Park Itineraries

Secrets of a Yellowstone Employee

For three months in the summer of 2007, I was living the dream, and I learned a few tricks of the trade on how you can maximize your time there.

By Julie Ellison

Lewis River in Yellowstone

“What’s it like to live in a national park?” was the question most often asked during that summer between my junior and senior year in college. My response was always, “What do YOU think it’s like?” Waking up every day in a place so wild and beautiful that some people plan and save for years to vacation there. Hiking, backpacking, kayaking, swimming, and just laying out under the inky black and wide-open night sky. And on top of all that, getting paid to be in such a location. For three months in the summer of 2007, I was living the dream, and I learned a few tricks of the trade on how you can maximize your time there—whether it’s two days or two weeks.

Go swimming. Surprisingly enough it can get quite toasty on summer days, so my favorite post-hiking spots were the swimming holes—Firehole Canyon (well-known and popular, but snowmelt meets a hot spring to create bathwater temps that relieve tired and sore legs) and Moose Falls (in the very southern part of the park, but right next to the road and you can jump off the falls) being my top picks.

Visit all parts of the park. Don’t spend all your time in one location; one of the coolest parts of Yellowstone is the wide range of ecosystems and landscapes. In the north there are rolling, hilly meadows with thousands of roaming bison while the south is rife with geothermal features and natural wonders that only exist in this area.

But leave the park, too. Not only do the entrance towns like Cody and West Yellowstone offer a true western experience, but the land surrounding the park proper is some of the most breathtaking in the country. Take Highway 191 west of the park in Montana all the way up to Gallatin National Forest and Bozeman to see spectacular vistas and zero people.

Don’t forget the backcountry.
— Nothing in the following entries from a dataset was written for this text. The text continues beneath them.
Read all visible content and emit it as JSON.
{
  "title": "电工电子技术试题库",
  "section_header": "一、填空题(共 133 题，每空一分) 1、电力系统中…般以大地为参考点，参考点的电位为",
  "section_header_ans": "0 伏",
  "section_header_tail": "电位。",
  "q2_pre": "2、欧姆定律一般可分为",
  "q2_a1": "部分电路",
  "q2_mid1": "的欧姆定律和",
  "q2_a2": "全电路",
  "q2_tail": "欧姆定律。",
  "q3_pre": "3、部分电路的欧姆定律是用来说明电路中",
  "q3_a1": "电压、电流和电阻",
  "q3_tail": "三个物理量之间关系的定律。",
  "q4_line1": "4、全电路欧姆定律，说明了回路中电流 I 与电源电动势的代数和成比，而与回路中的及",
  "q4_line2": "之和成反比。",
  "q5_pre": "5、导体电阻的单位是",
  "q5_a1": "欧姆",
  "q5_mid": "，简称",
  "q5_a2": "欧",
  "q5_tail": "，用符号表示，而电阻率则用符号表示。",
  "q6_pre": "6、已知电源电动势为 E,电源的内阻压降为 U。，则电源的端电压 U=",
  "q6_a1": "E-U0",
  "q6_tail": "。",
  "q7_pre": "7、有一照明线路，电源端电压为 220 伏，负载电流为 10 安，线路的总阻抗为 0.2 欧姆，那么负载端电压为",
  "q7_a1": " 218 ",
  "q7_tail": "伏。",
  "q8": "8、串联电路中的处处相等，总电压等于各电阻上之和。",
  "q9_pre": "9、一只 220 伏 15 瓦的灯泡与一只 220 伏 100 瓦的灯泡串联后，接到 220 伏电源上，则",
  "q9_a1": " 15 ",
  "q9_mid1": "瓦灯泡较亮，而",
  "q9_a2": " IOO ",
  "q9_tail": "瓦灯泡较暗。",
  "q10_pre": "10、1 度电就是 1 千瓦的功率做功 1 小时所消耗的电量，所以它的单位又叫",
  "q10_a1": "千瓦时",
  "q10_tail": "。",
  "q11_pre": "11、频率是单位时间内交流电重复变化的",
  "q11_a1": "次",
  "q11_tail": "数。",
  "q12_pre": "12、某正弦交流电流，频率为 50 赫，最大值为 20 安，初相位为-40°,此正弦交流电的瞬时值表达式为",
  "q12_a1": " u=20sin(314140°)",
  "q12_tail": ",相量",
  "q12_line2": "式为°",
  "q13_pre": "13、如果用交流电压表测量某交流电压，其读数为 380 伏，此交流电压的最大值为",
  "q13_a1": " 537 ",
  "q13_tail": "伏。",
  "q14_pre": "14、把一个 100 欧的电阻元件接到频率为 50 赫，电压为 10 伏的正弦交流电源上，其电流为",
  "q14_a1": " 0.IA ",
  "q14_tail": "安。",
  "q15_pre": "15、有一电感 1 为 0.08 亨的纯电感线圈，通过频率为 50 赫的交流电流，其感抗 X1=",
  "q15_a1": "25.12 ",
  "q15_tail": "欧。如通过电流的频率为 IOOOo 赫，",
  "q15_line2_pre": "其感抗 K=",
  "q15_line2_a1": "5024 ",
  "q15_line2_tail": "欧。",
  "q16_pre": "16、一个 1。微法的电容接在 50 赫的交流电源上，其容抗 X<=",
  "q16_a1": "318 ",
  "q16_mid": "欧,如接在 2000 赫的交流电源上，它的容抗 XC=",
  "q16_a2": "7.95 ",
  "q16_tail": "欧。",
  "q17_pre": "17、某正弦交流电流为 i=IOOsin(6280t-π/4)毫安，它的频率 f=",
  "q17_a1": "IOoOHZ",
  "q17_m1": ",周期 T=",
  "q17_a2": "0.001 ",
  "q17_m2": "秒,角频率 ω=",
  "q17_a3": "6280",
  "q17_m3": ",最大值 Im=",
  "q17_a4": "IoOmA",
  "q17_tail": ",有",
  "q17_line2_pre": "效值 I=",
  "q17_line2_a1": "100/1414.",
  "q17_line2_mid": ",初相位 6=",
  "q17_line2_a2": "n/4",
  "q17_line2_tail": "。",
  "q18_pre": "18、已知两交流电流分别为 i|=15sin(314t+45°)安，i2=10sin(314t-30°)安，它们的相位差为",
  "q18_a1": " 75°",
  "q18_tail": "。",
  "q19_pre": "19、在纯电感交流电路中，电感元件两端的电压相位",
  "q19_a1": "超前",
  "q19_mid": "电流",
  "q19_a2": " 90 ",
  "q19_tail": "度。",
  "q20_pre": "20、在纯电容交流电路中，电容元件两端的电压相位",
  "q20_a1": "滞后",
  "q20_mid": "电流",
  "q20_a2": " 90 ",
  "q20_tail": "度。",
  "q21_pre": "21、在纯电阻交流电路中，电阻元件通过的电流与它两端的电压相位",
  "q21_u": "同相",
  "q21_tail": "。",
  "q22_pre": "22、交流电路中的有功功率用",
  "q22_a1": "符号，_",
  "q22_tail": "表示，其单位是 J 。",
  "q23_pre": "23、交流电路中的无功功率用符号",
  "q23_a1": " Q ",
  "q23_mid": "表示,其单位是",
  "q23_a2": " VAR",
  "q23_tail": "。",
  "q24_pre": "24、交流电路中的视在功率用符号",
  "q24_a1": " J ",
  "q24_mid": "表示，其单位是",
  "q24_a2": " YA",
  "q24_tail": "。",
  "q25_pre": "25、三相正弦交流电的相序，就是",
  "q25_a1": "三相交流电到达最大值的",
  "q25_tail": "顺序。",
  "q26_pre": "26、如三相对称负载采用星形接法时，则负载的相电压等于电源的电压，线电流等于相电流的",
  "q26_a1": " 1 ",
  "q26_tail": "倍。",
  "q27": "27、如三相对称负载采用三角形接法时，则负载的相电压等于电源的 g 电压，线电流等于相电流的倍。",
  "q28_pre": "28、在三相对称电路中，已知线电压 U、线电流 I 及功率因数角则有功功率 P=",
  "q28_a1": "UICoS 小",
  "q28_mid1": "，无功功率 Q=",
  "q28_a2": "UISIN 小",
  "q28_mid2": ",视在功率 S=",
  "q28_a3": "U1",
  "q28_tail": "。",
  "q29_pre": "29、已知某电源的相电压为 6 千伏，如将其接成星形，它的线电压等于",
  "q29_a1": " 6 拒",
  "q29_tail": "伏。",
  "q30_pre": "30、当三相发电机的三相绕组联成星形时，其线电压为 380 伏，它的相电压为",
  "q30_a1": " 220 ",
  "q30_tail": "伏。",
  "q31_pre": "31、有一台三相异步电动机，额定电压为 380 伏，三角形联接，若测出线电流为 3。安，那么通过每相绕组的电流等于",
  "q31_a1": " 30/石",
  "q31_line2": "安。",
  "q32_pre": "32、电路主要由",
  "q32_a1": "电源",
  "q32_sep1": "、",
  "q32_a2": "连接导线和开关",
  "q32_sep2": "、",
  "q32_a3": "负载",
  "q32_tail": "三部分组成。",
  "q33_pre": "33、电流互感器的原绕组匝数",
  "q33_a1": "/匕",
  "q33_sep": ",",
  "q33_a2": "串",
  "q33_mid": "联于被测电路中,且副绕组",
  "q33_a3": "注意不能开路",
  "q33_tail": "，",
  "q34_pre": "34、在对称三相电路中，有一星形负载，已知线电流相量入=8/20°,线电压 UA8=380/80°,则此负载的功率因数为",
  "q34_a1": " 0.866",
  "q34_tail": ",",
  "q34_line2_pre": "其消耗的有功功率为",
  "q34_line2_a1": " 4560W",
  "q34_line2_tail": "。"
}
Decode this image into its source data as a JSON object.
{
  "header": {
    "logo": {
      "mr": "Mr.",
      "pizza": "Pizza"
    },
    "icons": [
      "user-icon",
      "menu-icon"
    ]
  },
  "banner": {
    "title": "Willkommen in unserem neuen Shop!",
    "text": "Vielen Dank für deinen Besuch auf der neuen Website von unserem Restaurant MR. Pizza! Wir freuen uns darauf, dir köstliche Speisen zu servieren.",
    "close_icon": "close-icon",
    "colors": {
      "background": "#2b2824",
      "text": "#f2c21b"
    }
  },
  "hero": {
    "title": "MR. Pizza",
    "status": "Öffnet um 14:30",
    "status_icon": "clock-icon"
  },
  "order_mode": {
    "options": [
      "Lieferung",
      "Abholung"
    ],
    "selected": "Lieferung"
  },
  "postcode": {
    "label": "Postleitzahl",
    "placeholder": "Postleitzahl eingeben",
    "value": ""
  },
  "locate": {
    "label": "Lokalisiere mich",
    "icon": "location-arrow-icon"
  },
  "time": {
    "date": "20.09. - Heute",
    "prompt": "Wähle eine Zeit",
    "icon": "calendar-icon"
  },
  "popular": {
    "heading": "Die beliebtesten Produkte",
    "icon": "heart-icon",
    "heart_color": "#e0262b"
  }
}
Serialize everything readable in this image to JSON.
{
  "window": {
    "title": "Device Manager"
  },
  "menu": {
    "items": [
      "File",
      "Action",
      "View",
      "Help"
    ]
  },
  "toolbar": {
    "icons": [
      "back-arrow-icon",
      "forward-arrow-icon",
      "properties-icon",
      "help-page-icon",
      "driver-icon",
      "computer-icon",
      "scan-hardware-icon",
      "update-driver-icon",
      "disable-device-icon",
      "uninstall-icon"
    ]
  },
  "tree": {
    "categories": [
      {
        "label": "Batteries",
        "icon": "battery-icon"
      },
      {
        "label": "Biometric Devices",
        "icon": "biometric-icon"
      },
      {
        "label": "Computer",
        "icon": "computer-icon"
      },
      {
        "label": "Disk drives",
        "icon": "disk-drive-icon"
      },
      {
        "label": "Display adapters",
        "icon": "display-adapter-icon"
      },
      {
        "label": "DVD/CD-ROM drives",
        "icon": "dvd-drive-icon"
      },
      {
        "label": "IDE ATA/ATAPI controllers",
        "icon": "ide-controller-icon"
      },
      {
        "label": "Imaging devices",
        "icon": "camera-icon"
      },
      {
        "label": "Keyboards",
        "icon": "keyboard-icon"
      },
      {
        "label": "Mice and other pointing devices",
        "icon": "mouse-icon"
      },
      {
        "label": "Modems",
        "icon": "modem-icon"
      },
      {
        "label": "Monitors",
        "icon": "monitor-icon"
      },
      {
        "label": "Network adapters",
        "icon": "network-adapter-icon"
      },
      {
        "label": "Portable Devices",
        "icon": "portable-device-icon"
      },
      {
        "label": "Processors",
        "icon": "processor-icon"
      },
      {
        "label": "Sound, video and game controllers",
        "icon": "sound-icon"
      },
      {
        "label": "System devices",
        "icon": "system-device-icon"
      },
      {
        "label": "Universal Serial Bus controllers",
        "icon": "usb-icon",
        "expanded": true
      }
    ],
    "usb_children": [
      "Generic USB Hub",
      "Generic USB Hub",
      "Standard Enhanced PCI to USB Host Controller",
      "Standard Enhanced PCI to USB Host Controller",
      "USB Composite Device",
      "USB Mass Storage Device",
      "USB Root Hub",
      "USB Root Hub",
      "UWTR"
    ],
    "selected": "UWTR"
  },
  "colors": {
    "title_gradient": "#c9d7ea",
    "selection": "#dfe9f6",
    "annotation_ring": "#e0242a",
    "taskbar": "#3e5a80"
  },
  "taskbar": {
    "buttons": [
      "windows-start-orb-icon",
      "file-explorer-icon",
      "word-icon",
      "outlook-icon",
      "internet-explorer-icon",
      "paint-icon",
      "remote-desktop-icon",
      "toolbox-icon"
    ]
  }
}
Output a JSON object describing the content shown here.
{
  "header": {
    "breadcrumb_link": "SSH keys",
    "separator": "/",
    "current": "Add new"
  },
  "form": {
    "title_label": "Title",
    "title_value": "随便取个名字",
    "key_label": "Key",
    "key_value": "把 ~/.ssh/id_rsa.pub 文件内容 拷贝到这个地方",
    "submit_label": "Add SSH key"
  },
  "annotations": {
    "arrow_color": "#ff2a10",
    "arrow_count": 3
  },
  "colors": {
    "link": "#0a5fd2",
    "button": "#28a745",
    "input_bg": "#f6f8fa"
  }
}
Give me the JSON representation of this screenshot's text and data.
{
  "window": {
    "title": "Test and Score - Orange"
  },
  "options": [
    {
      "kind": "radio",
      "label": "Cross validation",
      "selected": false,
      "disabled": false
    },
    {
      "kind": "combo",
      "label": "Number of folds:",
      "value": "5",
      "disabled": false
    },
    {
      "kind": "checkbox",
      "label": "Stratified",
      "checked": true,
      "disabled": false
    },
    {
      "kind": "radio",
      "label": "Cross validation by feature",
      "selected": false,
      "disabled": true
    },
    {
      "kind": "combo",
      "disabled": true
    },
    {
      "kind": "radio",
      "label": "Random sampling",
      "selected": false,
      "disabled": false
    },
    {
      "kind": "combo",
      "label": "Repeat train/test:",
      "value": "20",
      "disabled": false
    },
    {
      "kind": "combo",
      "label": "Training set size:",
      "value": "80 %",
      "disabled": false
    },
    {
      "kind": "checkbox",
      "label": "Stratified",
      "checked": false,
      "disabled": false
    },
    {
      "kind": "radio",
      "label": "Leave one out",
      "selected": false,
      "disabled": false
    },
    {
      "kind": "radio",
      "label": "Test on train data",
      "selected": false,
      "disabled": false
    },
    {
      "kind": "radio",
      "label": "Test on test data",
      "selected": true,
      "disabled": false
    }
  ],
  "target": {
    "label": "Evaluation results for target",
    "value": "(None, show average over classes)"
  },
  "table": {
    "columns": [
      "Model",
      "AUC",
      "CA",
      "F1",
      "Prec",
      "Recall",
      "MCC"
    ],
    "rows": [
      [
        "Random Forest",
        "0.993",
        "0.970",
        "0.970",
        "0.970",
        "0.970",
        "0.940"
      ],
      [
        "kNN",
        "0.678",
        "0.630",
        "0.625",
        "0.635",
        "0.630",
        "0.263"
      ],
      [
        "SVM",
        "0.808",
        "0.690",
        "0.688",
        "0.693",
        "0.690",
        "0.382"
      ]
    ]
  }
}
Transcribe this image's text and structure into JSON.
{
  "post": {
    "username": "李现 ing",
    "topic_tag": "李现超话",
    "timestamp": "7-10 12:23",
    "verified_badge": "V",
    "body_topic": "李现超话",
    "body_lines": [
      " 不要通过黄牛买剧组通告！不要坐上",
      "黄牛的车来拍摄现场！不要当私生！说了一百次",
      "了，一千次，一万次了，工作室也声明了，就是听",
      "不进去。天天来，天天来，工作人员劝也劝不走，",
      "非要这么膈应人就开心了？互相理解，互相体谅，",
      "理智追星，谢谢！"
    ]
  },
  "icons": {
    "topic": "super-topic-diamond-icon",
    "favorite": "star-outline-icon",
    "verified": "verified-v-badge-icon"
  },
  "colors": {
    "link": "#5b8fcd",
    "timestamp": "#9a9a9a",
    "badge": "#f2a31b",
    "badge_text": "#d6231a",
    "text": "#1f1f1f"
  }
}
The key to avoiding crowds in the park is getting away from the road. When I worked there, I heard some statistic saying more than 80% of people who visit Yellowstone don’t go more a mile from the road. Some of the coolest and most impressive natural features (think brilliant blue and orange hot pools, mudpots, and waterfalls) were just a short hike, and most people probably didn’t even know they existed.

Ask your server, gas station attendant, or hotel bellhop what their favorite spots are. Most of these people are here for the same reason you are: to get out, hike, see wildlife, and enjoy the amazingness that is Yellowstone National Park. The advantage they have, however, is spending a few months there and experiencing almost everything the park has to offer. Each person will have his or her favorite activities and destinations, and chances are they’ll be more than happy to share them with you!